Und das lässt sich ganz gut auf uns „normale Bürger und Bürgerinnen“ übertragen. Klar, ich als Mann mit relativ viel Haarwuchs kann ohne Probleme mit unrasierten Achseln an den Strand gehen. Mit großer Wahrscheinlichkeit wird sich niemand auch nur im Geringsten daran stören. Bei meinen Brusthaaren ist es schon kritischer. Denn mit der These, dass Brusthaare eher als sexy gelten, würde ich wirklich nicht mitgehen. Ich habe schon öfter mit Frauen über Brusthaare gesprochen. Manche finden sie okay, manche eher hässlich, aber eine klare Meinung haben die wenigsten zu ihnen. Anders würde es aussehen, würde sie wirklich so lang wachsen lassen, wie sie von Natur aus gerne wachsen würden. 

Denn jedes Mal, wenn ich mich so an die Isar gelegt habe, waren die Kommentare vorprogrammiert. Ob von Frauen oder Männern, alle erinnerten mich daran, dass Roger Moore schon seit Jahren nicht mehr lebt, es wurde daran gezogen oder mir gesagt, dass ich mein T-Shirt ruhig ausziehen kann. Alles gut, alles lustig, für mich persönlich kein Stress.

Doch je weiter es weg von der Norm geht, desto stärker wird die Gegenreaktion.
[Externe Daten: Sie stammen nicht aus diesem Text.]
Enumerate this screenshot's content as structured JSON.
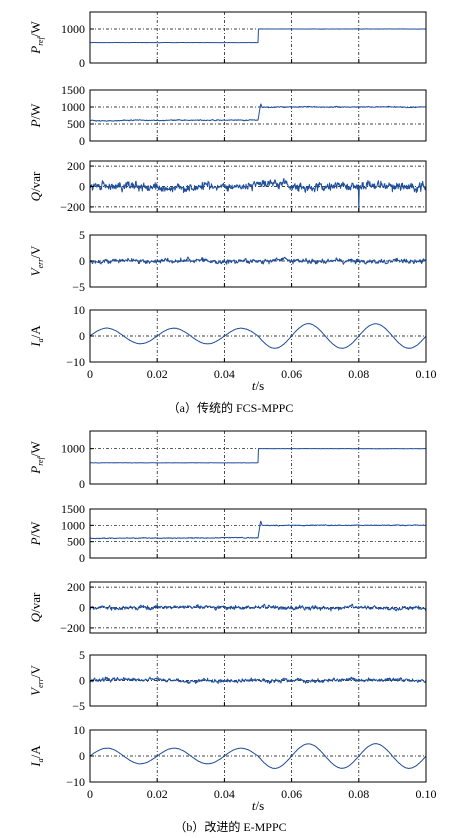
{
  "figure": {
    "caption_a": "（a）传统的 FCS-MPPC",
    "caption_b": "（b）改进的 E-MPPC",
    "time_axis_label": "t/s",
    "time_ticks": [
      "0",
      "0.02",
      "0.04",
      "0.06",
      "0.08",
      "0.10"
    ]
  },
  "colors": {
    "trace": "#1f4e9a",
    "axis": "#000000",
    "grid": "#000000"
  },
  "chart_data": [
    {
      "group": "a",
      "name": "p_ref_a",
      "type": "line",
      "ylabel": "P_ref/W",
      "ylim": [
        0,
        1500
      ],
      "yticks": [
        0,
        1000
      ],
      "ytick_labels": [
        "0",
        "1000"
      ],
      "x": [
        0,
        0.05,
        0.0501,
        0.1
      ],
      "y": [
        600,
        600,
        1000,
        1000
      ],
      "noise": 6,
      "xlim": [
        0,
        0.1
      ],
      "grid": true,
      "show_xticks": false
    },
    {
      "group": "a",
      "name": "p_a",
      "type": "line",
      "ylabel": "P/W",
      "ylim": [
        0,
        1500
      ],
      "yticks": [
        0,
        500,
        1000,
        1500
      ],
      "ytick_labels": [
        "0",
        "500",
        "1000",
        "1500"
      ],
      "x": [
        0,
        0.05,
        0.0508,
        0.0512,
        0.1
      ],
      "y": [
        600,
        620,
        1100,
        1000,
        1000
      ],
      "noise": 25,
      "xlim": [
        0,
        0.1
      ],
      "grid": true,
      "show_xticks": false
    },
    {
      "group": "a",
      "name": "q_a",
      "type": "line",
      "ylabel": "Q/var",
      "ylim": [
        -250,
        250
      ],
      "yticks": [
        -200,
        0,
        200
      ],
      "ytick_labels": [
        "−200",
        "0",
        "200"
      ],
      "x": [
        0,
        0.1
      ],
      "y": [
        0,
        0
      ],
      "noise": 75,
      "spike": {
        "x": 0.08,
        "y": -250
      },
      "xlim": [
        0,
        0.1
      ],
      "grid": true,
      "show_xticks": false
    },
    {
      "group": "a",
      "name": "v_err_a",
      "type": "line",
      "ylabel": "V_err/V",
      "ylim": [
        -5,
        5
      ],
      "yticks": [
        -5,
        0,
        5
      ],
      "ytick_labels": [
        "−5",
        "0",
        "5"
      ],
      "x": [
        0,
        0.1
      ],
      "y": [
        0,
        0
      ],
      "noise": 0.8,
      "xlim": [
        0,
        0.1
      ],
      "grid": true,
      "show_xticks": false
    },
    {
      "group": "a",
      "name": "i_a_a",
      "type": "sine",
      "ylabel": "I_a/A",
      "ylim": [
        -10,
        10
      ],
      "yticks": [
        -10,
        0,
        10
      ],
      "ytick_labels": [
        "−10",
        "0",
        "10"
      ],
      "amplitude_before": 3.0,
      "amplitude_after": 4.7,
      "step_time": 0.05,
      "period": 0.02,
      "phase_deg": 0,
      "xlim": [
        0,
        0.1
      ],
      "grid": true,
      "show_xticks": true
    },
    {
      "group": "b",
      "name": "p_ref_b",
      "type": "line",
      "ylabel": "P_ref/W",
      "ylim": [
        0,
        1500
      ],
      "yticks": [
        0,
        1000
      ],
      "ytick_labels": [
        "0",
        "1000"
      ],
      "x": [
        0,
        0.05,
        0.0501,
        0.1
      ],
      "y": [
        600,
        600,
        1000,
        1000
      ],
      "noise": 6,
      "xlim": [
        0,
        0.1
      ],
      "grid": true,
      "show_xticks": false
    },
    {
      "group": "b",
      "name": "p_b",
      "type": "line",
      "ylabel": "P/W",
      "ylim": [
        0,
        1500
      ],
      "yticks": [
        0,
        500,
        1000,
        1500
      ],
      "ytick_labels": [
        "0",
        "500",
        "1000",
        "1500"
      ],
      "x": [
        0,
        0.05,
        0.0508,
        0.0512,
        0.1
      ],
      "y": [
        600,
        620,
        1150,
        1000,
        1000
      ],
      "noise": 22,
      "xlim": [
        0,
        0.1
      ],
      "grid": true,
      "show_xticks": false
    },
    {
      "group": "b",
      "name": "q_b",
      "type": "line",
      "ylabel": "Q/var",
      "ylim": [
        -250,
        250
      ],
      "yticks": [
        -200,
        0,
        200
      ],
      "ytick_labels": [
        "−200",
        "0",
        "200"
      ],
      "x": [
        0,
        0.1
      ],
      "y": [
        0,
        0
      ],
      "noise": 35,
      "xlim": [
        0,
        0.1
      ],
      "grid": true,
      "show_xticks": false
    },
    {
      "group": "b",
      "name": "v_err_b",
      "type": "line",
      "ylabel": "V_err/V",
      "ylim": [
        -5,
        5
      ],
      "yticks": [
        -5,
        0,
        5
      ],
      "ytick_labels": [
        "−5",
        "0",
        "5"
      ],
      "x": [
        0,
        0.1
      ],
      "y": [
        0,
        0
      ],
      "noise": 0.7,
      "xlim": [
        0,
        0.1
      ],
      "grid": true,
      "show_xticks": false
    },
    {
      "group": "b",
      "name": "i_a_b",
      "type": "sine",
      "ylabel": "I_a/A",
      "ylim": [
        -10,
        10
      ],
      "yticks": [
        -10,
        0,
        10
      ],
      "ytick_labels": [
        "−10",
        "0",
        "10"
      ],
      "amplitude_before": 3.0,
      "amplitude_after": 4.7,
      "step_time": 0.05,
      "period": 0.02,
      "phase_deg": 0,
      "xlim": [
        0,
        0.1
      ],
      "grid": true,
      "show_xticks": true
    }
  ]
}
Lange dunkle Haare an den Oberarmen – muss ich abrasieren, wenn ich angewiderte Blicke vermeiden möchte. Männer die sich die Beine rasieren wollen? Keine Chance, dass das nicht bewertet und geächtet wird. Ähnlich schwer haben es Männer ohne Bartwuchs. 
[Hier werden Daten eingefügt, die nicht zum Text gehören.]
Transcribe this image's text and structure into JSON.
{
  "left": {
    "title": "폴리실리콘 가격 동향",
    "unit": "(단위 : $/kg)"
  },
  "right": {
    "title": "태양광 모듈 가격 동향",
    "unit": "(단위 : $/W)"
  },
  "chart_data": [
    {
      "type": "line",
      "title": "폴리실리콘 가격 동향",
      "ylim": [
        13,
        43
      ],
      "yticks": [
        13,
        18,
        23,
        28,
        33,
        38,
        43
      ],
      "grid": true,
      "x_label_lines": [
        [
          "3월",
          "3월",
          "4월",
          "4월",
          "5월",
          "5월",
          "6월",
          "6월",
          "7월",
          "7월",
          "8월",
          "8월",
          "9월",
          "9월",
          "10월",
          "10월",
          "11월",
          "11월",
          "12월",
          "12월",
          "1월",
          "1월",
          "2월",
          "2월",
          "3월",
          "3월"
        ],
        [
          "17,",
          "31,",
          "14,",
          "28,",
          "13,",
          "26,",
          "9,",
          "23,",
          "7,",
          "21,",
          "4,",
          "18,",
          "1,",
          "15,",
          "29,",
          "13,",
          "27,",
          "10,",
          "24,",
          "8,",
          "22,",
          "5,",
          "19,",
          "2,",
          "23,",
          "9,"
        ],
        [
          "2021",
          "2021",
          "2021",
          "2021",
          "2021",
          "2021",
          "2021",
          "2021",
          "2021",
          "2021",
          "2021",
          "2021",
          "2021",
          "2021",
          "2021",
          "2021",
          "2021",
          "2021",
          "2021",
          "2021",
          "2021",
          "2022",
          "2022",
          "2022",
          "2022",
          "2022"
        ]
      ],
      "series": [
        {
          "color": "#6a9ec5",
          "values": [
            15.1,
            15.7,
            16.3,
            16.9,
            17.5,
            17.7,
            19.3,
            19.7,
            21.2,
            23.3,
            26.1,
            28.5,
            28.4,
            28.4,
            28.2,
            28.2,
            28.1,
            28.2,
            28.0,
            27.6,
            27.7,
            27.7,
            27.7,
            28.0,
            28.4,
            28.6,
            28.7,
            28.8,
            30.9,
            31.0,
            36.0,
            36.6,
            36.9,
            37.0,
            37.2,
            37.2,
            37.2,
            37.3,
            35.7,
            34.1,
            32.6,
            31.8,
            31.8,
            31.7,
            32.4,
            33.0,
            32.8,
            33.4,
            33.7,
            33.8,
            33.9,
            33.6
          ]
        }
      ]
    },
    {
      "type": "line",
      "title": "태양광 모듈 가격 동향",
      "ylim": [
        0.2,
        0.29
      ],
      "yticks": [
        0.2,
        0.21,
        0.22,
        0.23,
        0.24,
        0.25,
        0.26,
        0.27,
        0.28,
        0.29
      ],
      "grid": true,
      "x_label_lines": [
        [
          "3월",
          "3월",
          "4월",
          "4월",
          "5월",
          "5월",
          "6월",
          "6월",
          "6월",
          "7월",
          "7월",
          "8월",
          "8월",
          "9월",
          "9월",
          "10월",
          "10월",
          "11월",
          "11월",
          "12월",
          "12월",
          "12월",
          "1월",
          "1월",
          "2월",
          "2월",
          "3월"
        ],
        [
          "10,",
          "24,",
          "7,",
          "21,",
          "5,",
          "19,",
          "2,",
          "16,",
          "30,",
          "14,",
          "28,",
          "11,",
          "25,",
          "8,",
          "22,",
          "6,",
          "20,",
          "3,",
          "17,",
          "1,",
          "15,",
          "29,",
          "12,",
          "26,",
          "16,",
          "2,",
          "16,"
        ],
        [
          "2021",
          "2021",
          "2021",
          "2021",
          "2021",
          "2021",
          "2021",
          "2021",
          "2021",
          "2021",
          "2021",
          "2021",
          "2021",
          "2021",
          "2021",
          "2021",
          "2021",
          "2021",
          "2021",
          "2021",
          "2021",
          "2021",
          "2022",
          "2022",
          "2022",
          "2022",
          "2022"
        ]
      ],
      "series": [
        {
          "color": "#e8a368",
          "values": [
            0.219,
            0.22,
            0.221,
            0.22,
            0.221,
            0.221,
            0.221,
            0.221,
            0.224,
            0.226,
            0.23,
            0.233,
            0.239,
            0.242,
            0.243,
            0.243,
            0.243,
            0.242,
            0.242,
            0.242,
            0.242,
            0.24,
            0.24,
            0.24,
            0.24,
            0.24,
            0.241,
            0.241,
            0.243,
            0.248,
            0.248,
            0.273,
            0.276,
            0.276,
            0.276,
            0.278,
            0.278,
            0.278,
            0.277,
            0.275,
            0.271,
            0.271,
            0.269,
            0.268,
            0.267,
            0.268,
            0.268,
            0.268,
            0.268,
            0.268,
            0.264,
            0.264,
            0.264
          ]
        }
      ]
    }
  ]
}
Und zu guter Letzt die Rückenhaare. Bei mir wachsen sie, seit ich 18 bin. Seitdem wurde ich regelmäßig dafür verarscht, ernsthaft zur Rede gestellt und habe verächtliche Blicke bekommen. Denn erstens findet sie (fast) niemand schön, die Träger eingeschlossen, und zweitens sind sie richtig, richtig schwierig wegzubekommen. Alleine ist das unmöglich, wenn man sich mit den Haaren nicht gleich den ganzen Rücken mit abschneiden möchte. Andere Leute fragen, ob sie einem den Rücken rasieren, ist ziemlich unangenehm und braucht ein ziemliches Vertrauensverhältnis. Und Waxing-Studios noch immer ein für Männer nicht besonders akzeptierter Ort. Klar kann man sich darüber einfach hinwegsetzen, trotzdem ins Studio gehen und 40 Euro für das Waxing zahlen. Aber so ist das eben mit gesellschaftlichen Normen, ist immer schwierig gegen sie anzukämpfen. Das wisst ihr leider noch besser als wir.